The farther Wilder ascends, the further he regresses. A mother’s boy who feels constrained by his prolonged childhood, Wilder climbs upward in an attempt to resolve his Oedipal conflict. However, the higher he climbs, the more crude and violent Wilder becomes. He loses his desire to make a documentary of the high-rise, abandoning this mediated quest for domination for the visceral pleasure of physical domination. This intellectual regression coincides with his loss of intelligible speech and symbolic marking of himself with war paint, both of which indicate that his battle against the building has become mostly physical. Wilder’s eventual abandonment of his camera marks his (however subconscious) realization that life in the high-rise isn’t meant to be documented; it’s meant to be lived. There is more fulfillment, more visceral pleasure in unmediated living than in spectating. Wilder’s absurd embrace of his murder by the women’s commune—a perverse conclusion to his Oedipal drama—attests to this fact; ironically, this death has more meaning to him than his life ever did.

Anthony Royal

Royal is the high-rise’s architect and penthouse resident.
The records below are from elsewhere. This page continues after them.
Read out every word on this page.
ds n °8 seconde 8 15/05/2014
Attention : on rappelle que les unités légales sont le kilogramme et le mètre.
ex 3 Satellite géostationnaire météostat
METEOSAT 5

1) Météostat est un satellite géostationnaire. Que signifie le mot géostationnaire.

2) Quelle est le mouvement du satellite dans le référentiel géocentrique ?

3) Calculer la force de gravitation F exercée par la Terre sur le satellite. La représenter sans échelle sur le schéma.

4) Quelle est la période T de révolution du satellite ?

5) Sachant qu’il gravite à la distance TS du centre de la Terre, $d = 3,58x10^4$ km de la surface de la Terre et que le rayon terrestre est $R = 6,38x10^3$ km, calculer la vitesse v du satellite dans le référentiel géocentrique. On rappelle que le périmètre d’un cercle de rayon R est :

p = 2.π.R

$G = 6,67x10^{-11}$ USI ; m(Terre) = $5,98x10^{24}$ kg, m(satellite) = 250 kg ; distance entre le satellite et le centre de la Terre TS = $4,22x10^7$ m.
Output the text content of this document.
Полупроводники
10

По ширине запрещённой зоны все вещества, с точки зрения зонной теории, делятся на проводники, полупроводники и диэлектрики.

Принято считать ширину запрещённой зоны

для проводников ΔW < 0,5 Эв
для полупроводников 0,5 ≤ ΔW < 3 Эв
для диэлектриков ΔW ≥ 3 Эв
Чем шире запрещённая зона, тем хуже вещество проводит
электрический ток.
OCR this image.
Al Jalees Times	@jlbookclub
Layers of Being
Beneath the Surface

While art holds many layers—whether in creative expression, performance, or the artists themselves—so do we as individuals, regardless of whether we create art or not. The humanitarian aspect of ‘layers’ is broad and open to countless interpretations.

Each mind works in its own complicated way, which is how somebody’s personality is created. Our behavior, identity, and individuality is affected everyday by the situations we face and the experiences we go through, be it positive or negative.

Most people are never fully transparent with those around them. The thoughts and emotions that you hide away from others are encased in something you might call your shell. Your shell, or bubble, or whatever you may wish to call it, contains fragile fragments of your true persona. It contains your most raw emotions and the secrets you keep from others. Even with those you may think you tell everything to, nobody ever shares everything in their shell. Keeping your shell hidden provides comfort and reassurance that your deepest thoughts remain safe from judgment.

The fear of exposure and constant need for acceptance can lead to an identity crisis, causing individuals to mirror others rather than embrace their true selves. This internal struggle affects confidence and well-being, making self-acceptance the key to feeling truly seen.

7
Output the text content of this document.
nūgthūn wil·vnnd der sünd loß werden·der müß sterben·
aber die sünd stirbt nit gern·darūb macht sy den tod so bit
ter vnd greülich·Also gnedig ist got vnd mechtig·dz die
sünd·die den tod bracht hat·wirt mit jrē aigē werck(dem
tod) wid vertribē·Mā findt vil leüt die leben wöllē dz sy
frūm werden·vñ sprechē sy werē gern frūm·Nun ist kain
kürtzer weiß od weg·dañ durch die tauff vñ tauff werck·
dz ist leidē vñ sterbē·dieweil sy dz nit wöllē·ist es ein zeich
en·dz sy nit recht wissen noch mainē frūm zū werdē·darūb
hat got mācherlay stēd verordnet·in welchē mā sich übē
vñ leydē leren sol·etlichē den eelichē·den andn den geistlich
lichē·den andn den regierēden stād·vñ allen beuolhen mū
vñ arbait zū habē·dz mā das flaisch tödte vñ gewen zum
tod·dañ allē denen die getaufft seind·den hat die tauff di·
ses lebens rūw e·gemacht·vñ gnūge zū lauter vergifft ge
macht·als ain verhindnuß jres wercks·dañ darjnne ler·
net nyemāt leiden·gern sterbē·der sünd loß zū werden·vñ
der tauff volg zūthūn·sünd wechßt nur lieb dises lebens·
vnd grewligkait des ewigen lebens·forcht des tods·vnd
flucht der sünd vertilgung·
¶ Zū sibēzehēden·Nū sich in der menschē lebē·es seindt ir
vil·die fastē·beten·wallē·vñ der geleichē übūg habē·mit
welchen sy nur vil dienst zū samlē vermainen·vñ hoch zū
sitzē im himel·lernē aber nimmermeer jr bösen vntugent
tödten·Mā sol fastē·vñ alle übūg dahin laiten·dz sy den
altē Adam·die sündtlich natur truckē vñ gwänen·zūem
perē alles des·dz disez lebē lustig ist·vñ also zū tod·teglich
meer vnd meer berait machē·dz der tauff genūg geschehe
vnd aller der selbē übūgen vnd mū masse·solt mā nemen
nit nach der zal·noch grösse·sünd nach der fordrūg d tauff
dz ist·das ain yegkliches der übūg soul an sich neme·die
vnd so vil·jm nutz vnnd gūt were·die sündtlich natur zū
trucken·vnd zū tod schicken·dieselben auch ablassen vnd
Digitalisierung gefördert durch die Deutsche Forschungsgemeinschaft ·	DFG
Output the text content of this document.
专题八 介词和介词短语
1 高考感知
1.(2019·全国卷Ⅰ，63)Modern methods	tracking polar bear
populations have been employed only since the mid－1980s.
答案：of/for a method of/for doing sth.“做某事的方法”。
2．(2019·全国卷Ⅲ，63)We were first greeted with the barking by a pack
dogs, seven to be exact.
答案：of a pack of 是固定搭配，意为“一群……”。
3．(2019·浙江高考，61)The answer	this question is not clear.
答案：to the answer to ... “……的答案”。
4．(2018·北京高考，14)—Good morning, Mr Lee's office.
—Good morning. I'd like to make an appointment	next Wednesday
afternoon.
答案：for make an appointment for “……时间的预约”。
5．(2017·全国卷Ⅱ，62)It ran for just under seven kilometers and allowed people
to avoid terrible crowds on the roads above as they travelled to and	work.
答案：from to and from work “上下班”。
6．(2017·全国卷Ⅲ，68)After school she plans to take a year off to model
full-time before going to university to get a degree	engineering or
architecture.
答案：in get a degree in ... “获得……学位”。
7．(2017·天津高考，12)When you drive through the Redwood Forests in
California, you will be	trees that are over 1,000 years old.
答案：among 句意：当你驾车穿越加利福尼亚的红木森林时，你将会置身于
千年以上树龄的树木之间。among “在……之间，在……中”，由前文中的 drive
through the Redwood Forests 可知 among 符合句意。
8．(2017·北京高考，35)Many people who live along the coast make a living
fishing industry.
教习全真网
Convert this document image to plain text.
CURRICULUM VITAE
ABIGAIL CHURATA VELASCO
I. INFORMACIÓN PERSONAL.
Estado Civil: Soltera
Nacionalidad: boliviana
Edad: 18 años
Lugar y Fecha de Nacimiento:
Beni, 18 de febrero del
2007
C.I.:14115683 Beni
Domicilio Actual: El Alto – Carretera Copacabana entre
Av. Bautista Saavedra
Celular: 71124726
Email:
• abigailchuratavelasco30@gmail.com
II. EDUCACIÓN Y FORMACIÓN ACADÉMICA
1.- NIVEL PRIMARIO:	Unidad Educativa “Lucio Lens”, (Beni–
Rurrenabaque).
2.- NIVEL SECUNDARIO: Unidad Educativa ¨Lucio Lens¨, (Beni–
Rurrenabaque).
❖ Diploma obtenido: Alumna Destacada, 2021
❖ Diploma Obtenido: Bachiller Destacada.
He is the only one of the building’s many architects who lives in the building. Despite having a small role in its design—responsible only for the lobby, concourse, and sculpture garden—Royal is strongly invested in the building’s success. Royal insists that it is his wife, not he, who’s afflicted by upper-class insecurity, but his dress and bearing suggest otherwise. With his white safari jacket, chromium cane, and white Alsatian always at his side, Royal affects the look of a colonial lord adapted to modern life. His self-conscious aloofness suggests that he’s anxious to live up to the distant, regal image his name conjures.

Like many of the other characters, Royal is self-destructive. Having come from nothing, he feels imprisoned by success; he goes so far as to wonder whether his car crash was an unconscious impulse to shatter this cage. Royal stays in the building despite his awareness of its growing danger, curious to see how things will progress. Royal is gripped by the Thanatos, the death drive, seemingly determined to destroy himself.

Though Royal eventually embraces his given role as the helmsman of the high-rise, this role becomes meaningless in the final stages of disintegration. Royal lacks the cruelty that keeps Pangbourne alive, the anonymity that protects Laing, or the killer instinct that shields the women’s commune. Royal cannot reconcile himself to the extreme violence of the high-rise. After Wilder shoots him, Royal spends his final hours dragging himself down to the 10th-floor pool, which has become a mass grave. This Herculean effort is both penance for designing a building that fomented such violence and a renunciation of his status—he goes to die with the lower-floor tenants.